Par conséquent, les personnes qui vivent dans une zone ayant un taux de chômage très élevé (13 %) ont statistiquement 25 % de chances de plus de travailler en ligne que les personnes installées dans les régions qui ont un taux de chômage très faible (2 %). Ces données proviennent d’une étude transnationale menée dans 14 pays européens – représentant 84 % de la population en âge de travailler dans l’Europe des 27 – afin d’évaluer l’étendue du travail en ligne et dans les plateformes numériques.

Le travail précaire en ligne est plus fréquent dans les régions de l’UE qui offrent moins d’opportunités

Les résultats font apparaître une étroite corrélation entre la qualité du travail traditionnel et la perméabilité du travail en ligne. Face à l’instabilité économique et professionnelle, de plus en plus de travailleurs cherchent des moyens de concilier le travail traditionnel et le travail sur Internet pour s’assurer une deuxième source de revenus.

« Bien que le marché du travail numérique crée des opportunités de travail jusqu’à un certain point, nous interprétons la situation davantage comme un problème de qualité des emplois traditionnels, qui doivent offrir de meilleures conditions. Cependant, nous n’avons pas pu déterminer dans quelle mesure le travail dans l’économie des plateformes peut servir de tremplin à l’emploi plus traditionnel. D’autres projets portent actuellement sur cette question, à l’aide de données longitudinales et, jusqu’à maintenant, il n’y avait apparemment pas de relation manifeste : ces emplois ne semblaient pas aboutir à des emplois meilleurs pour les travailleurs les plus vulnérables », souligne Wouter Zwysen.

L’étude met en évidence un degré d’intégration différent entre les marchés du travail traditionnel et le travail en ligne dans les différents pays de l’UE. Dans les pays d’Europe centrale et orientale (Estonie, Pologne, Hongrie, Tchéquie et Slovaquie), la grande majorité des travailleurs sur Internet ont également des emplois en dehors du réseau. En revanche, en France et en Grèce, moins de 60 % des travailleurs en ligne occupent des emplois dans l’économie traditionnelle.

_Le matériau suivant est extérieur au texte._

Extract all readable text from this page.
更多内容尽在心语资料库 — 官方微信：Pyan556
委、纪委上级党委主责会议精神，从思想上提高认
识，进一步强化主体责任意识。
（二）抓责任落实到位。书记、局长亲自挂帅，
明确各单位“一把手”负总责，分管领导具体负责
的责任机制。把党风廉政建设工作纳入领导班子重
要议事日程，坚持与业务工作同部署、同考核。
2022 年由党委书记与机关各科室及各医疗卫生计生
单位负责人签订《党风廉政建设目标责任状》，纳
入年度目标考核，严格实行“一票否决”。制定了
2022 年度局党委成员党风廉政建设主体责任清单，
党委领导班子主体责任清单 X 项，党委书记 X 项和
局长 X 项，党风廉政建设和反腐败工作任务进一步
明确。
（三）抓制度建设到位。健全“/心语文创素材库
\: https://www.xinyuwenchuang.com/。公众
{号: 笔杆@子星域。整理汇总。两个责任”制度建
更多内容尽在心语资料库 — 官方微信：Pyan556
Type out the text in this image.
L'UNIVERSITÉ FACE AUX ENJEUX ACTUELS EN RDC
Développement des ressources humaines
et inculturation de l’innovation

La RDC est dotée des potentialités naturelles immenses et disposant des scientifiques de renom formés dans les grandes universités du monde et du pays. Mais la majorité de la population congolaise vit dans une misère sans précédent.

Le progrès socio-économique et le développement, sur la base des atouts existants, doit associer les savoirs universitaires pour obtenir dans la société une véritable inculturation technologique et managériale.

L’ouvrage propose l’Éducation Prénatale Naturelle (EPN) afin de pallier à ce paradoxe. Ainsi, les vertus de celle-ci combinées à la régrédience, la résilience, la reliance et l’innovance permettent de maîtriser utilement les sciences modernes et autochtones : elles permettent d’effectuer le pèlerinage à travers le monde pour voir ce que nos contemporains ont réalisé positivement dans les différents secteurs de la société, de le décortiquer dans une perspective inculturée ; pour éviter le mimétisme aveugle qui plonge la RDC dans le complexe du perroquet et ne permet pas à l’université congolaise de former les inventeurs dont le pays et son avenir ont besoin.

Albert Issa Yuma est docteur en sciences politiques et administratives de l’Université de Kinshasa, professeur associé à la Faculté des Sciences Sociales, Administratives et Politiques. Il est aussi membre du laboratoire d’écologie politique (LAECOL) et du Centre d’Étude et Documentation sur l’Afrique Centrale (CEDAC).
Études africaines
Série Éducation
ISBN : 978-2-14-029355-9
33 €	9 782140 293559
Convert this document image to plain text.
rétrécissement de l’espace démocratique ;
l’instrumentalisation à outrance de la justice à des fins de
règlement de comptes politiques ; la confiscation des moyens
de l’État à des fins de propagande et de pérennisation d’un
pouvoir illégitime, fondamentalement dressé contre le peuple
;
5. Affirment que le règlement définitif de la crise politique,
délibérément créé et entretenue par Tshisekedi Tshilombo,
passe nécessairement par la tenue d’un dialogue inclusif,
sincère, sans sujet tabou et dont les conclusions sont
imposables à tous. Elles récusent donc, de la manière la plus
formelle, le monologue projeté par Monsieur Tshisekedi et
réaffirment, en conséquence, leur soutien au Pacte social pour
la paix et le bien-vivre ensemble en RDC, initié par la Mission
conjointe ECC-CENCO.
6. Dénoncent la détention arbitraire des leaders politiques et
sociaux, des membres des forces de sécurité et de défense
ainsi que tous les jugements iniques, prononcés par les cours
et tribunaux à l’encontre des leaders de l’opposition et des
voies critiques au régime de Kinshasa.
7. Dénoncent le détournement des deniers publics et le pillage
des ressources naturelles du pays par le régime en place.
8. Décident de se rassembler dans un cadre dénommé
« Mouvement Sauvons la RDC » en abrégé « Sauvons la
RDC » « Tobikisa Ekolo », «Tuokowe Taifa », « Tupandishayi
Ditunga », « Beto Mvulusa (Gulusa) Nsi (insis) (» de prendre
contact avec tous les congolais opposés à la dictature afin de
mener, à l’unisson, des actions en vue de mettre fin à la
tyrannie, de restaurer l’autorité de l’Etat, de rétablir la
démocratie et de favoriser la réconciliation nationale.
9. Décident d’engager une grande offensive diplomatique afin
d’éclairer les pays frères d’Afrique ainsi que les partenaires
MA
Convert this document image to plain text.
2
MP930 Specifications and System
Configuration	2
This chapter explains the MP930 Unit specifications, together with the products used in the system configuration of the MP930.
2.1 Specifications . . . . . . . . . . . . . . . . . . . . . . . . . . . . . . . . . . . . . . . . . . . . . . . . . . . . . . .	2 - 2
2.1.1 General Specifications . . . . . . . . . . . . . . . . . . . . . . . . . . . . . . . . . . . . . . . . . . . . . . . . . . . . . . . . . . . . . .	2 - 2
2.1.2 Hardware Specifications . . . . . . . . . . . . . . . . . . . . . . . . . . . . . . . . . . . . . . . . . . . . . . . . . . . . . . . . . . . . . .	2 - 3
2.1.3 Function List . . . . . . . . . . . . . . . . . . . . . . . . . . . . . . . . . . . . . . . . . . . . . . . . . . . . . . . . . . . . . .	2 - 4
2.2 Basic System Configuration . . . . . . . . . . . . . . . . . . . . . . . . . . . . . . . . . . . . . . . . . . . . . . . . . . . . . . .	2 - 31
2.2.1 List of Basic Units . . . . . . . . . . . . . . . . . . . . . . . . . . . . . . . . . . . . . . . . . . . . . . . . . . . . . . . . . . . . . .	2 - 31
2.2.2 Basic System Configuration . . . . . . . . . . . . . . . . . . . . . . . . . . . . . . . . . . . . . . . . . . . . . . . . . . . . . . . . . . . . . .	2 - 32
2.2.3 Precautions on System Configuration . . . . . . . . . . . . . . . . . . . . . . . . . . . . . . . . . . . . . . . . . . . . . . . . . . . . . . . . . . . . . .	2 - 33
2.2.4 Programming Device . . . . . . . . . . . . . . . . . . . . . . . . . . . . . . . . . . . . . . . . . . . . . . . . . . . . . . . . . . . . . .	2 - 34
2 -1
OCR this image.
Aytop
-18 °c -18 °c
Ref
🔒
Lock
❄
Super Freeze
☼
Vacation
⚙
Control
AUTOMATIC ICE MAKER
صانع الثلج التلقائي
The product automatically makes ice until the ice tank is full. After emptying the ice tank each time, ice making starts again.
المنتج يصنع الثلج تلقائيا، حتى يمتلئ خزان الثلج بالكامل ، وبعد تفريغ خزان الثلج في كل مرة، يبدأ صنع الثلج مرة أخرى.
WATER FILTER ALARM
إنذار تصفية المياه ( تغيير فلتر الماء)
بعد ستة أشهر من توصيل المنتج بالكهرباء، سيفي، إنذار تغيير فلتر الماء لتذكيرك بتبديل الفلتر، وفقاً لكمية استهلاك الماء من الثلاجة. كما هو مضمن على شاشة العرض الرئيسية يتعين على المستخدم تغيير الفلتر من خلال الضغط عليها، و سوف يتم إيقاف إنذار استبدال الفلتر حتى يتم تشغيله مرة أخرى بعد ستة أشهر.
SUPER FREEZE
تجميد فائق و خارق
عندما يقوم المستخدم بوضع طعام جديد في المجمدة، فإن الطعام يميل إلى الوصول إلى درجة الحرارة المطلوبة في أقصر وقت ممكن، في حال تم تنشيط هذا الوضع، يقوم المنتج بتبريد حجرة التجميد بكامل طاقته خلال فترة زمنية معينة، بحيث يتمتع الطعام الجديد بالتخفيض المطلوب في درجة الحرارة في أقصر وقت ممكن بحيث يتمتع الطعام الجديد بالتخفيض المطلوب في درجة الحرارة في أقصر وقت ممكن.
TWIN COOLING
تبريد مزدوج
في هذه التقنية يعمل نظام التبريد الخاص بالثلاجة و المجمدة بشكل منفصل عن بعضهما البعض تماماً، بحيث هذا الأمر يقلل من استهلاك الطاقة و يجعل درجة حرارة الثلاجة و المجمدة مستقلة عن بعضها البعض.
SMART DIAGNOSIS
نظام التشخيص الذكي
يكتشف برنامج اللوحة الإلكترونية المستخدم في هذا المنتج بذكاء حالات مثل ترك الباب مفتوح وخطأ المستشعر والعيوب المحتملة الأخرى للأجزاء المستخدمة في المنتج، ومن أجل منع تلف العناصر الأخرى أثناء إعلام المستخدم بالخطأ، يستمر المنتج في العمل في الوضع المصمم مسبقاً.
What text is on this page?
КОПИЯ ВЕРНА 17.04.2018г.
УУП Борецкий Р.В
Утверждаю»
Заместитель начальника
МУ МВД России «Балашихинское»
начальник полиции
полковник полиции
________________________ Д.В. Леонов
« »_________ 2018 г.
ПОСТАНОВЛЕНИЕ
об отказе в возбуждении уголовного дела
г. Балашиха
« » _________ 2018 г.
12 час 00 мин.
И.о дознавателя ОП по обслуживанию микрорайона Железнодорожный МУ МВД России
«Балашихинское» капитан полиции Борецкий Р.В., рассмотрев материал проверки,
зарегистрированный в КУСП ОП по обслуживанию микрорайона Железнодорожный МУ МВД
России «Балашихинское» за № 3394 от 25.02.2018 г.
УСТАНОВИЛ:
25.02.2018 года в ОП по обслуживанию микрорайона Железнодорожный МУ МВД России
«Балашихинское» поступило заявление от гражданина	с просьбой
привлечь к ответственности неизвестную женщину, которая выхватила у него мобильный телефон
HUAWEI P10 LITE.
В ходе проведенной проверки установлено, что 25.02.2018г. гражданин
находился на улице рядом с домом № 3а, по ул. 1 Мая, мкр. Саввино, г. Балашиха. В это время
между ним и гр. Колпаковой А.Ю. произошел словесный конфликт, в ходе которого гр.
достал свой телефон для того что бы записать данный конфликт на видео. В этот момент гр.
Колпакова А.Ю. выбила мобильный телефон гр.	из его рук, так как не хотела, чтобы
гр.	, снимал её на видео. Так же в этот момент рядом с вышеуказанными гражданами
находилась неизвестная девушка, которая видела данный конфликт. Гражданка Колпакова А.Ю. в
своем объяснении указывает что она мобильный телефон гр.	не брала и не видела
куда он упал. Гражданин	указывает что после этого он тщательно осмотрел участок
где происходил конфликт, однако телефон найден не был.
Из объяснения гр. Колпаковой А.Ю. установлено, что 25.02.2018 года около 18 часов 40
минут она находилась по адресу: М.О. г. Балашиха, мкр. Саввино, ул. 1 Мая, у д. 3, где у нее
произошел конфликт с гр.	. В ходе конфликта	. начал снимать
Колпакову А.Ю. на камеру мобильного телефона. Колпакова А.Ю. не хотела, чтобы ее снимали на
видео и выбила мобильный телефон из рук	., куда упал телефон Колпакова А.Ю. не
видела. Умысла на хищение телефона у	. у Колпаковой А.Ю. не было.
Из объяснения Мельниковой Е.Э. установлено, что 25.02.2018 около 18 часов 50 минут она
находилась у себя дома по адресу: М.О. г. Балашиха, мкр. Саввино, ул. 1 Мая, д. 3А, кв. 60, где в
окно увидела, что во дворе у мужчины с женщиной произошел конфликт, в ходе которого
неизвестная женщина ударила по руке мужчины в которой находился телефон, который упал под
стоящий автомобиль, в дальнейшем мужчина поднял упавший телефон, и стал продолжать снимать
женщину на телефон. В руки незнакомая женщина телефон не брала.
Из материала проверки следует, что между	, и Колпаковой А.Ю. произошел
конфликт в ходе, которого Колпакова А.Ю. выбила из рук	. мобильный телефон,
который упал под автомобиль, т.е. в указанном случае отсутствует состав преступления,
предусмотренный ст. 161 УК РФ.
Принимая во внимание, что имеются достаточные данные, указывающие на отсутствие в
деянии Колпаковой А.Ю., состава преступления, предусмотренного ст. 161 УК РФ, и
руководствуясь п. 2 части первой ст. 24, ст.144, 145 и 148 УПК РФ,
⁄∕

Des luttes différentes suivant les types de plateformes

« Les plateformes numériques produisent et reproduisent des tendances, allant de la déréglementation du marché du travail – qui va de pair avec la précarisation et la dévalorisation des conditions d’embauche des travailleurs dans l’économie à la demande (« gig economy » en anglais) – à la gestion algorithmique, plus récemment utilisée pour mesurer la productivité des travailleurs et surveiller leur travail. Étant donné que ces tendances peuvent intensifier et reproduire des inégalités, il est fondamental de les analyser », explique à Equal Times Sarrah Kassem, professeure et chercheuse principale en économie politique à l’Institut de sciences politiques de l’université de Tübingen, en Allemagne.

En ce qui concerne les plateformes numériques, il est important d’examiner deux dimensions. La première réside dans la nature de la plateforme à proprement parler, à savoir si elle repose sur la géolocalisation – comme dans le cas des magasiniers d’Amazon ou des conducteurs d’Uber, pour lesquels la localisation est au centre des tâches à effectuer – ou s’il s’agit d’une plateforme numérique en ligne, comme Amazon Mechanical Turk, au sein de laquelle les travailleurs réalisent des « microtâches » depuis leur écran dans n’importe quelle région du monde.

La seconde dimension porte sur la nature du travail et la rémunération des travailleurs : de manière plus traditionnelle en fonction du nombre d’heures travaillées, comme dans les emplois en entrepôt, ou par tâche effectuée, par exemple dans le cas d’Uber.

La convergence entre ces deux dimensions entraîne des conséquences sur la manière dont les travailleurs sont gérés par la plateforme et traités sur le lieu de travail (durée de la relation de travail, rapports entre les collègues, conditions de travail associées à des rémunérations généralement faibles…), mais aussi sur la façon dont les travailleurs s’organisent eux-mêmes, d’après Sarrah Kassem.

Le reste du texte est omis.